Dare Dukes' varied life journey has given him ample opportunity to witness varieties of strangeness across America from his home town of Saratoga in California, through Boston, Minneapolis and New York then onto his current base of Savannah, Georgia.
As the title of his sophomore album highlights, the weird contrasts of the modern world are a constant source of fascination for him.
The co-existence of thuggish aggression and porcelain-like fragility is just one of the many paradoxes which can makes daily life a potential minefield.
Be careful of what we wish for, seems to be one of the subtexts of the title track which contains the warning: "beware the music of shopping malls".

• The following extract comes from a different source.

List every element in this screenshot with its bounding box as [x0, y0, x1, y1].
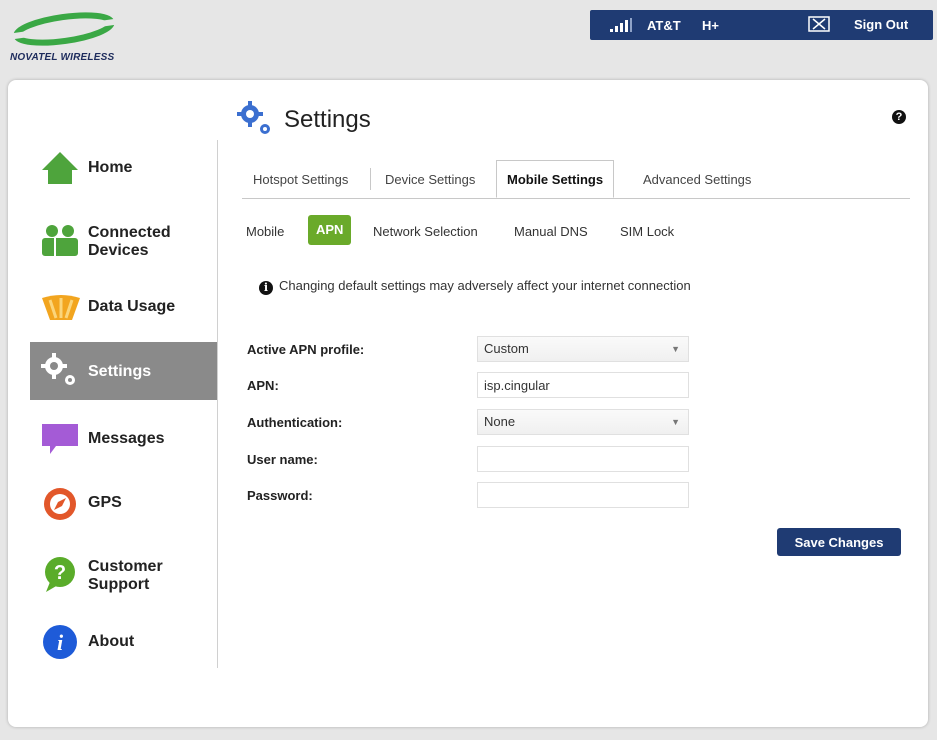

Take also the strange juxtapositions Dukes makes on Lament Of The Subway Rider written about a friend from NYC : "I want a stereo lover, broken like in a country song, we'll help each other to suffer, pretty like a sing-a-long".
Similarly, on Simon Says he picks out the disparity between shrieking cicadas and rumbling freight trains. This twisted love song begins with the line "let's keep things simple and unadorned" which is somewhat ironic given the multi-layered complexity of his lyrics.
Dukes is naturally drawn to eccentrics.
On his debut album (Prettiest Transmitter Of All), The Ballad of Darius McCollum was about a man who hijacked a commuter subway train.
On Thugs And China Dolls, Jim Egger's Parrot is based on a real life character prone to violent outbursts against archbishops and other figures of the establishment. To help him keep calm, Eggers carries a caged African Grey Parrot everywhere he goes.
Knowing the back story to such songs helps to decode the oblique and sometimes obscure references.
Dukes reveals that the catchy Meet You At The Bus is about two lovers who decide to take a bus to anywhere but even songs like this are never told straight.
I suspect he prefers to retain a sense of mystery and, while I would have liked a lyric sheet to refer to, it's also fun to be caught off guard with smart lines like "the pharmacist knows there is power in placebo".
The opening track (Old West Road) is a snapshot of good and bad images of a street in Savannah. It notes that this is a part of town where you might get taken to church or gunned down and the recurring line "pretty things explode" put me in mind the great insight from Taking Heads in Wild Wild Life "things fall apart - it's scientific".
Something of Dukes' offbeat observations are in the same territory as David Byrne and there are also traces of the literate evasiveness of Michael Stipe and REM.
Alt.Country maverick Jim White calls Dukes "one of my favorite bohemian singer songwriters ever" and White himself produces the Simon Says track (the rest is co-produced by Dukes and Suny Lyons).
Acoustic instruments - banjo, accordion, mandolin - mingle with strings and the horn section from TV On The Radio so, if you're looking for a genre label, baroque-folk is as good as any.
In addition to his band - The Blackstock Collection - the record also features Thayer Saranno (Of Montreal) on piano and Marla Hansen (Sufjan Stevens; The National, Kanye West) on viola and backing vocals.
Hansen can be heard to good effect on the closing track, Mighty Love, which could easily have been sneaked in as a late addition to Magnetic Fields' 69 Love Songs.
Overall, this is a great leap forward from Dare Dukes' equally fine debut album enhanced by lively and inventive musical arrangements.
Irrespective of whether the setting of your cultural brow is high, low or somewhere between, you will discover something new on each hearing.